Oracle 23ai introduces table value constructors — a way to use a VALUES clause directly in a FROM clause, creating an inline result set without needing a real table, a UNION ALL chain, or a PL/SQL collection.
This is especially useful for testing queries, building lookup sets, or constructing small datasets on the fly.
Basic syntax:
SELECT *
FROM (VALUES (1, 'Alice'), (2, 'Bob'), (3, 'Carol'))
AS t(id, name);
Practical use case — joining against a small inline dataset:
SELECT e.employee_name, r.region_label
FROM employees e
JOIN (VALUES ('EMEA', 'Europe, Middle East & Africa'),
('APAC', 'Asia Pacific'),
('AMER', 'Americas'))
AS r(region_code, region_label)
ON e.region = r.region_code;
Why not just use DUAL with UNION ALL?
Before 23ai, the standard Oracle workaround was:
SELECT 1 AS id, 'Alice' AS name FROM DUAL
UNION ALL
SELECT 2, 'Bob' FROM DUAL
UNION ALL
SELECT 3, 'Carol' FROM DUAL;
It works, but it’s verbose and scales poorly.

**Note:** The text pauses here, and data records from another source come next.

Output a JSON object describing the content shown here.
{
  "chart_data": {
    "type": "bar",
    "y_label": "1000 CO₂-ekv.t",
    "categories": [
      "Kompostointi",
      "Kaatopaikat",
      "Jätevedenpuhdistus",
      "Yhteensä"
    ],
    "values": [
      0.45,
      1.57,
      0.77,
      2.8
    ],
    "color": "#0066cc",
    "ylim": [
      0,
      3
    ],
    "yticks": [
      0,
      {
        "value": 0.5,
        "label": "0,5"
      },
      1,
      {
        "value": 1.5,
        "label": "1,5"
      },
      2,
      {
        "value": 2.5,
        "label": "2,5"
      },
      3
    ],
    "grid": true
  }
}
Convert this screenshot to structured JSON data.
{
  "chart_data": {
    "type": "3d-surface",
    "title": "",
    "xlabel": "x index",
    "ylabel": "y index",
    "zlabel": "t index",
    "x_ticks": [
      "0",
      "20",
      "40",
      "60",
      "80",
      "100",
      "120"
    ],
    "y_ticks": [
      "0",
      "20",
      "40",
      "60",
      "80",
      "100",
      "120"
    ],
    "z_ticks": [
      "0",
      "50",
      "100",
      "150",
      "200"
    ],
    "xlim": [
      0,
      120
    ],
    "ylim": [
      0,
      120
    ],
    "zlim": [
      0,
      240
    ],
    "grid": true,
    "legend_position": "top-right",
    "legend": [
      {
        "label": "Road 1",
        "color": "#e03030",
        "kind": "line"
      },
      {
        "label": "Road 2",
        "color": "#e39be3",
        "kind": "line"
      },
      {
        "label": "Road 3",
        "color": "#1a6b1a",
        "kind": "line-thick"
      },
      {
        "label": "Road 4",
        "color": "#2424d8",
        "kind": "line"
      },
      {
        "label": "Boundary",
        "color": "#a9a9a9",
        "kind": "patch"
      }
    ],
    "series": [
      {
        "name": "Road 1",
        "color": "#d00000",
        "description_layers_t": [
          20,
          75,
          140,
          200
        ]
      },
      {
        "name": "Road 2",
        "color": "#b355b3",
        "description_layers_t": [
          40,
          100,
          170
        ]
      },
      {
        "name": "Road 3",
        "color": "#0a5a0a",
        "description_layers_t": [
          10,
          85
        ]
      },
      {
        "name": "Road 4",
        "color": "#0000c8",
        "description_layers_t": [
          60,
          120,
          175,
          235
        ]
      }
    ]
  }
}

With FROM VALUES, the syntax is cleaner and performs better because Oracle can optimize it as a single operation.
Testing aggregate functions inline:
SELECT region, SUM(sales) AS total
FROM (VALUES ('EMEA', 500), ('EMEA', 300), ('APAC', 800))
AS t(region, sales)
GROUP BY region;
This pattern is fantastic for unit-testing SQL logic without needing real data in real tables. Write your query against a known dataset, validate it, then swap in the real table.
Table value constructors are a mature feature in ANSI SQL and in most other major databases. Their arrival in Oracle 23ai is welcome — and makes a lot of common SQL patterns significantly cleaner.